Passou-se de um período de escravidão declarada para a exploração velada, em nome do desenvolvimento. Imagine-se então pensar no meio ambiente da cidade da garoa circundada por exuberantes matas e uma incipiente rede hidrográfica.

A ordem natural era dar prioridade ao desenvolvimento industrial, acompanhado de uma aleatória expansão da rede urbana com ocupação de vales e escarpas em uma desenfreada impermeabilização dos terrenos.

Johannes Messener, em Ética Social, é claro ao expressar: “planejar e organizar arbitrariamente, em contradição com a ordem natural, redunda em sério prejuízo da sociedade; e por conseqüência, vêm a menoscabar a plenitude da vida dos seus membros, quer sob o aspecto econômico e social”.

Assim os rios, além de percorrerem uma bacia de drenagem completamente despida de vegetação, facilitando o carregamento de materiais devido à erosão, foram transformados em veículos transportadores dos esgotos domésticos das cidades e dos resíduos industriais nele lançados. A maioria foi ainda destinada à produção de energia para suportar a demanda sempre crescente das megalópolis e das indústrias. Foi este também o paradoxal destino do Rio Tietê que, por uma decisão sectária ao final do século, teve suas águas eleitas à geração de energia elétrica, energia esta que serve ao suporte exatamente daqueles que o poluem.
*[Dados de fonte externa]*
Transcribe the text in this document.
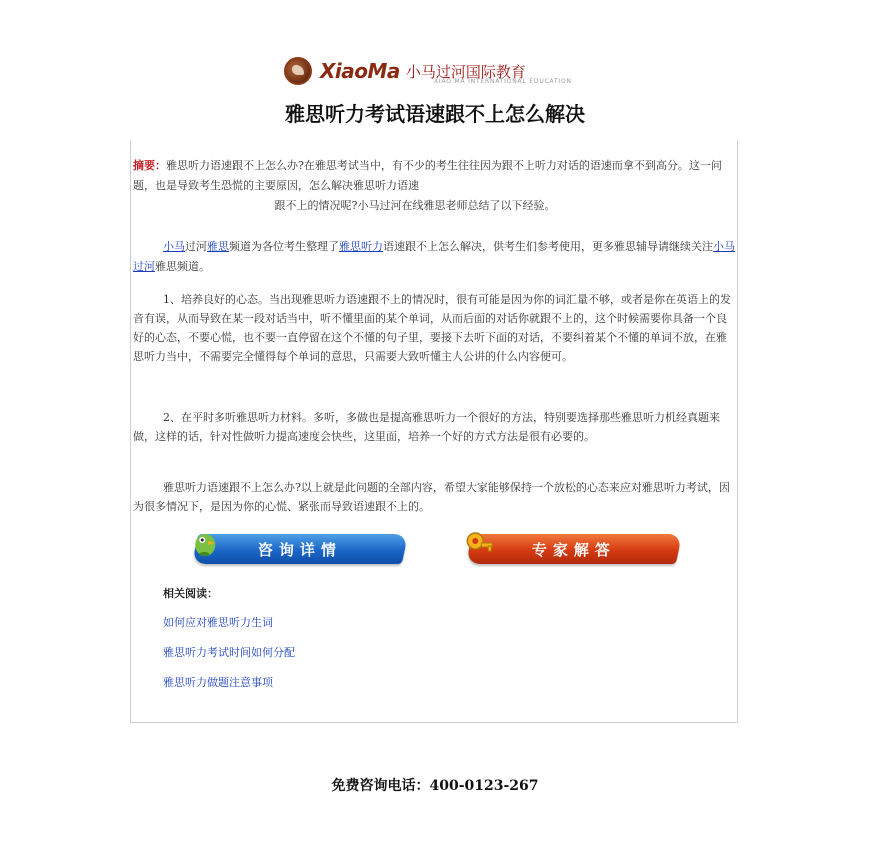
XiaoMa 小马过河国际教育
XIAO MA INTERNATIONAL EDUCATION
雅思听力考试语速跟不上怎么解决
摘要：雅思听力语速跟不上怎么办?在雅思考试当中，有不少的考生往往因为跟不上听力对话的语速而拿不到高分。这一问题，也是导致考生恐慌的主要原因，怎么解决雅思听力语速
跟不上的情况呢?小马过河在线雅思老师总结了以下经验。
小马过河雅思频道为各位考生整理了雅思听力语速跟不上怎么解决，供考生们参考使用，更多雅思辅导请继续关注小马过河雅思频道。
1、培养良好的心态。当出现雅思听力语速跟不上的情况时，很有可能是因为你的词汇量不够，或者是你在英语上的发音有误，从而导致在某一段对话当中，听不懂里面的某个单词，从而后面的对话你就跟不上的，这个时候需要你具备一个良好的心态，不要心慌，也不要一直停留在这个不懂的句子里，要接下去听下面的对话，不要纠着某个不懂的单词不放，在雅思听力当中，不需要完全懂得每个单词的意思，只需要大致听懂主人公讲的什么内容便可。
2、在平时多听雅思听力材料。多听，多做也是提高雅思听力一个很好的方法，特别要选择那些雅思听力机经真题来做，这样的话，针对性做听力提高速度会快些，这里面，培养一个好的方式方法是很有必要的。
雅思听力语速跟不上怎么办?以上就是此问题的全部内容，希望大家能够保持一个放松的心态来应对雅思听力考试，因为很多情况下，是因为你的心慌、紧张而导致语速跟不上的。
咨询详情	专家解答
相关阅读：
如何应对雅思听力生词
雅思听力考试时间如何分配
雅思听力做题注意事项
免费咨询电话：400-0123-267
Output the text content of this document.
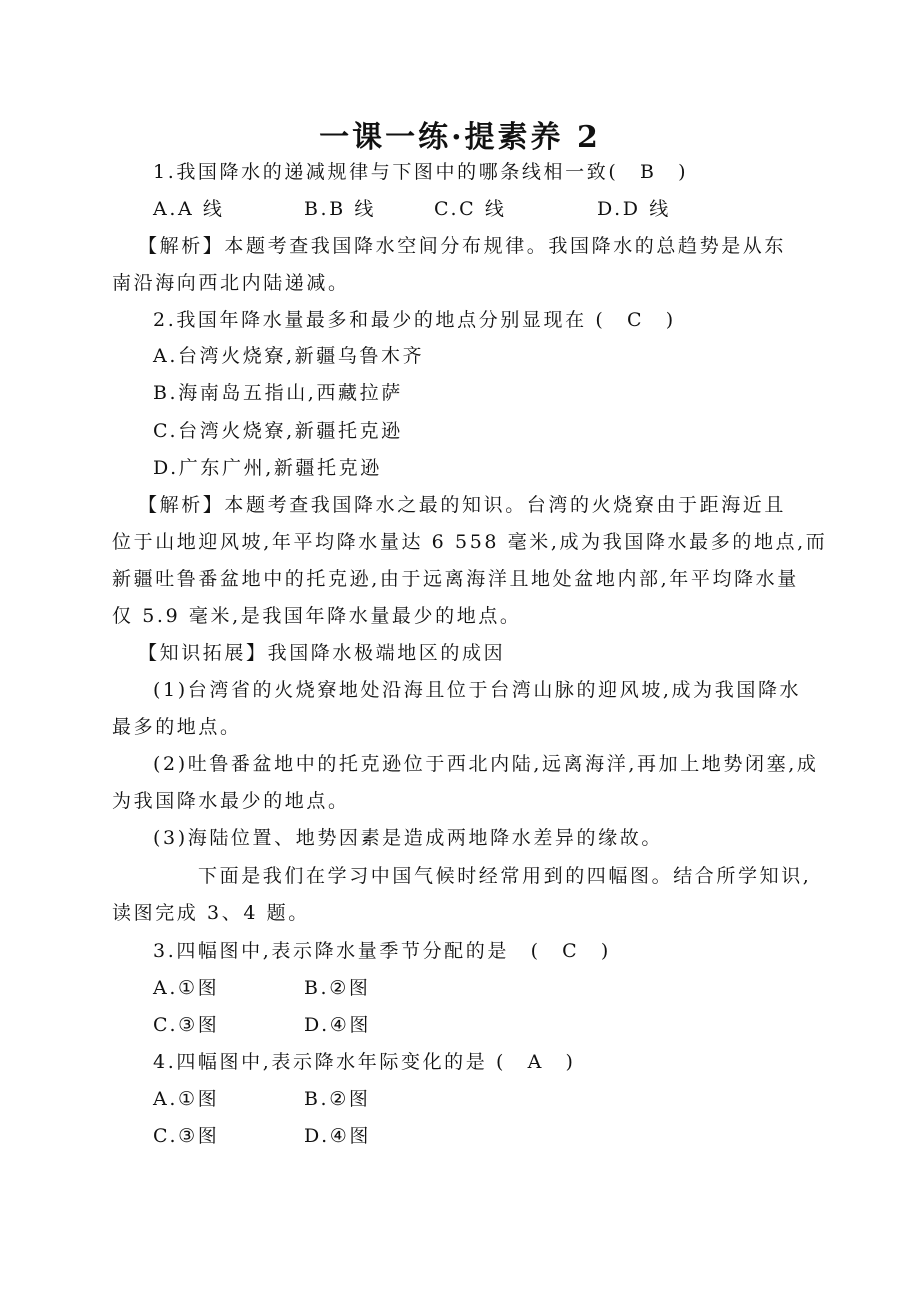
一课一练·提素养 2
1.我国降水的递减规律与下图中的哪条线相一致(　B　)
A.A 线	B.B 线	C.C 线	D.D 线
【解析】本题考查我国降水空间分布规律。我国降水的总趋势是从东
南沿海向西北内陆递减。
2.我国年降水量最多和最少的地点分别显现在 (　C　)
A.台湾火烧寮,新疆乌鲁木齐
B.海南岛五指山,西藏拉萨
C.台湾火烧寮,新疆托克逊
D.广东广州,新疆托克逊
【解析】本题考查我国降水之最的知识。台湾的火烧寮由于距海近且
位于山地迎风坡,年平均降水量达 6 558 毫米,成为我国降水最多的地点,而
新疆吐鲁番盆地中的托克逊,由于远离海洋且地处盆地内部,年平均降水量
仅 5.9 毫米,是我国年降水量最少的地点。
【知识拓展】我国降水极端地区的成因
(1)台湾省的火烧寮地处沿海且位于台湾山脉的迎风坡,成为我国降水
最多的地点。
(2)吐鲁番盆地中的托克逊位于西北内陆,远离海洋,再加上地势闭塞,成
为我国降水最少的地点。
(3)海陆位置、地势因素是造成两地降水差异的缘故。
下面是我们在学习中国气候时经常用到的四幅图。结合所学知识,
读图完成 3、4 题。
3.四幅图中,表示降水量季节分配的是　(　C　)
A.①图	B.②图
C.③图	D.④图
4.四幅图中,表示降水年际变化的是 (　A　)
A.①图	B.②图
C.③图	D.④图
O professor Miguel Petrere Jr. em Seminário Internacional de Jornalismo e Meio Ambiente ocorrido em novembro de 1991, em São Paulo, afirmava que o Rio Tietê em seis de seus reservatórios produz energia elétrica correspondente ao uso de 113.650 barris de petróleo por dia, economizando anualmente 975 milhões de dólares para o Estado de São Paulo.

Por outro lado, é preciso lembrar que apenas 60% dos municípios da bacia possuem coleta de esgotos mas nenhum deles apresenta qualquer tipo de tratamento. Na Capital, região onde o rio está completamente poluído em uma extensão de 100 quilômetros, apenas 9 a 10% do total dos esgotos sofrem tratamento primário e secundário. 

Necessidade de Energia e Comprometimento da Qualidade Sanitária 

Na época em que slogans ufanistas apareciam na capital paulista – “São Paulo é o maior parque industrial da América Latina” – o rio Tietê e afluentes acompanhavam o “progresso” participando dos sistemas criados para a obtenção de energia.

Ao final do século XIX, 732,23% da energia era gerada a vapor; 21,87% de natureza hidráulica, o gás concorria com apenas 0,47% e 4,29% provinha da geração de eletricidade.

Em 1920 a eletricidade já representava 47,20% pois o Rio Tietê, desde 1910, recebeu em Parnaíba os primeiros “grandes” geradores hidrelétricos do Brasil (02Mw) ampliando-se até 1912 para 16Mw.

A história tem início em 1899 quando a Light, empresa canadense, recebeu a concessão para explorar os serviços de transportes urbanos na capital paulista. Inicialmente foi instalado um sistema gerador termo-elétrico enquanto a Usina de Parnaíba era construída. Para a operação desta usina deveria ser construída uma grande represa para regularizar a vazão do rio; hipótese afastada, pois o reservatório afetaria a cidade de São Paulo. Em 1908 nova concessão e o rio Guarapiranga, afluente do rio Pinheiros, viria a transformar-se na Represa Velha de Santo Amaro, depois chamada de Guarapiranga.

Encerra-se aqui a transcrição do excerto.